Percy Bysshe Shelley - Idealism - Vegetarianism

Vegetarianism

Shelley wrote several essays on the subject of vegetarianism, the most prominent of which were "A Vindication of Natural Diet" (1813) and "On the Vegetable System of Diet".

Shelley, in heartfelt dedication to sentient beings, wrote: "If the use of animal food be, in consequence, subversive to the peace of human society, how unwarrantable is the injustice and the barbarity which is exercised toward these miserable victims. They are called into existence by human artifice that they may drag out a short and miserable existence of slavery and disease, that their bodies may be mutilated, their social feelings outraged.
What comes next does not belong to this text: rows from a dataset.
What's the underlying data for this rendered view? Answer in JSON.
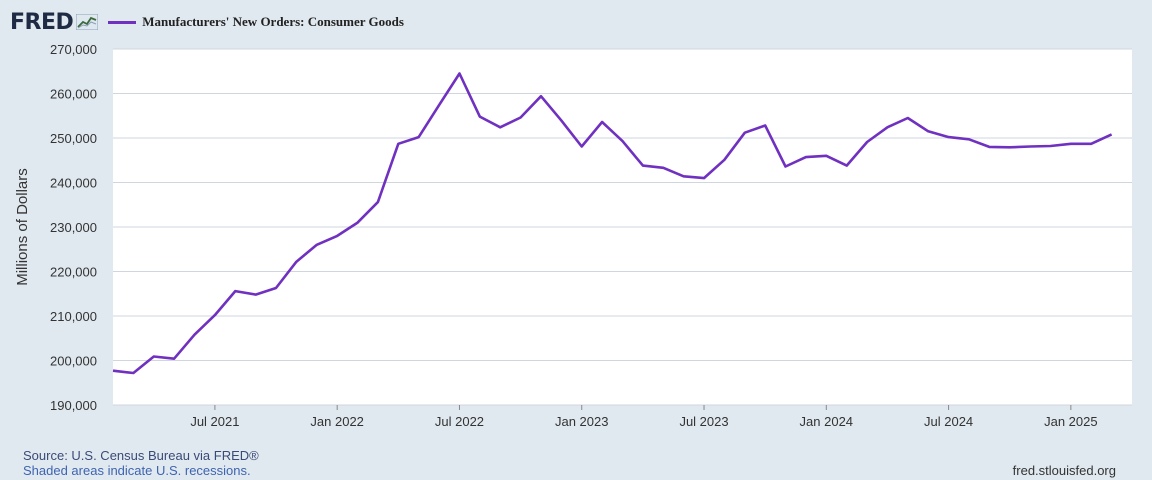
{
  "header": {
    "logo_text": "FRED",
    "series_label": "Manufacturers' New Orders: Consumer Goods"
  },
  "footer": {
    "source": "Source: U.S. Census Bureau via FRED®",
    "shaded_note": "Shaded areas indicate U.S. recessions.",
    "site": "fred.stlouisfed.org"
  },
  "colors": {
    "line": "#7030c0",
    "background": "#e1e9f0",
    "plot_background": "#ffffff",
    "gridline": "#cfd6dd"
  },
  "chart_data": {
    "type": "line",
    "title": "",
    "xlabel": "",
    "ylabel": "Millions of Dollars",
    "ylim": [
      190000,
      270000
    ],
    "xlim": [
      "2021-02",
      "2025-04"
    ],
    "yticks": [
      190000,
      200000,
      210000,
      220000,
      230000,
      240000,
      250000,
      260000,
      270000
    ],
    "ytick_labels": [
      "190,000",
      "200,000",
      "210,000",
      "220,000",
      "230,000",
      "240,000",
      "250,000",
      "260,000",
      "270,000"
    ],
    "xticks": [
      "2021-07",
      "2022-01",
      "2022-07",
      "2023-01",
      "2023-07",
      "2024-01",
      "2024-07",
      "2025-01"
    ],
    "xtick_labels": [
      "Jul 2021",
      "Jan 2022",
      "Jul 2022",
      "Jan 2023",
      "Jul 2023",
      "Jan 2024",
      "Jul 2024",
      "Jan 2025"
    ],
    "grid": true,
    "series": [
      {
        "color": "#7030c0",
        "x": [
          "2021-02",
          "2021-03",
          "2021-04",
          "2021-05",
          "2021-06",
          "2021-07",
          "2021-08",
          "2021-09",
          "2021-10",
          "2021-11",
          "2021-12",
          "2022-01",
          "2022-02",
          "2022-03",
          "2022-04",
          "2022-05",
          "2022-06",
          "2022-07",
          "2022-08",
          "2022-09",
          "2022-10",
          "2022-11",
          "2022-12",
          "2023-01",
          "2023-02",
          "2023-03",
          "2023-04",
          "2023-05",
          "2023-06",
          "2023-07",
          "2023-08",
          "2023-09",
          "2023-10",
          "2023-11",
          "2023-12",
          "2024-01",
          "2024-02",
          "2024-03",
          "2024-04",
          "2024-05",
          "2024-06",
          "2024-07",
          "2024-08",
          "2024-09",
          "2024-10",
          "2024-11",
          "2024-12",
          "2025-01",
          "2025-02",
          "2025-03"
        ],
        "values": [
          197700,
          197200,
          200900,
          200400,
          205800,
          210200,
          215600,
          214800,
          216300,
          222200,
          226000,
          228000,
          231000,
          235600,
          248700,
          250200,
          257400,
          264500,
          254800,
          252400,
          254600,
          259400,
          253900,
          248100,
          253600,
          249300,
          243800,
          243300,
          241400,
          241000,
          245100,
          251200,
          252800,
          243600,
          245700,
          246000,
          243800,
          249100,
          252400,
          254500,
          251500,
          250200,
          249700,
          248000,
          247900,
          248100,
          248200,
          248700,
          248700,
          250800
        ]
      }
    ]
  }
}
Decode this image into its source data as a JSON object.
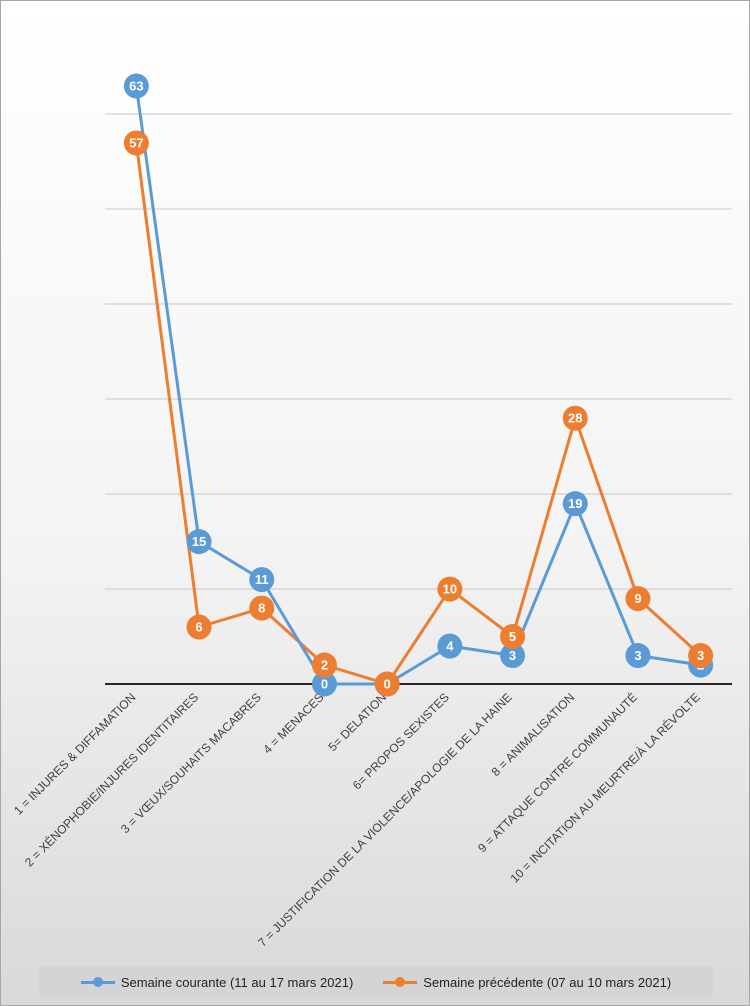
{
  "chart_data": {
    "type": "line",
    "title": "",
    "xlabel": "",
    "ylabel": "",
    "ylim": [
      0,
      63
    ],
    "grid": true,
    "legend": "bottom",
    "categories": [
      "1 = INJURES & DIFFAMATION",
      "2 = XÉNOPHOBIE/INJURES IDENTITAIRES",
      "3 = VŒUX/SOUHAITS MACABRES",
      "4 = MENACES",
      "5= DELATION",
      "6= PROPOS SEXISTES",
      "7 = JUSTIFICATION DE LA VIOLENCE/APOLOGIE DE LA HAINE",
      "8 = ANIMALISATION",
      "9 = ATTAQUE CONTRE COMMUNAUTÉ",
      "10 = INCITATION AU MEURTRE/À LA RÉVOLTE"
    ],
    "series": [
      {
        "name": "Semaine courante (11 au 17 mars 2021)",
        "color": "#5b9bd5",
        "values": [
          63,
          15,
          11,
          0,
          0,
          4,
          3,
          19,
          3,
          2
        ]
      },
      {
        "name": "Semaine précédente (07 au 10 mars 2021)",
        "color": "#ed7d31",
        "values": [
          57,
          6,
          8,
          2,
          0,
          10,
          5,
          28,
          9,
          3
        ]
      }
    ]
  },
  "legend": {
    "items": [
      {
        "label": "Semaine courante (11 au 17 mars 2021)",
        "color": "#5b9bd5"
      },
      {
        "label": "Semaine précédente (07 au 10 mars 2021)",
        "color": "#ed7d31"
      }
    ]
  }
}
It were much better that a sentient being should never have existed, than that it should have existed only to endure unmitigated misery"; "Never again may blood of bird or beast/ Stain with its venomous stream a human feast,/ To the pure skies in accusation steaming"; and "It is only by softening and disguising dead flesh by culinary preparation that it is rendered susceptible of mastication or digestion, and that the sight of its bloody juices and raw horror does not excite intolerable loathing and disgust." In Queen Mab: A Philosophical Poem (1813) he wrote about the change to a vegetarian diet: "And man ... no longer now/ He slays the lamb that looks him in the face,/ And horribly devours his mangled flesh."

Shelley was a strong advocate for social justice for the "lower classes". He witnessed many of the same mistreatments occurring in the domestication and slaughtering of animals, and he became a fighter for the rights of all living creatures that he saw being treated unjustly.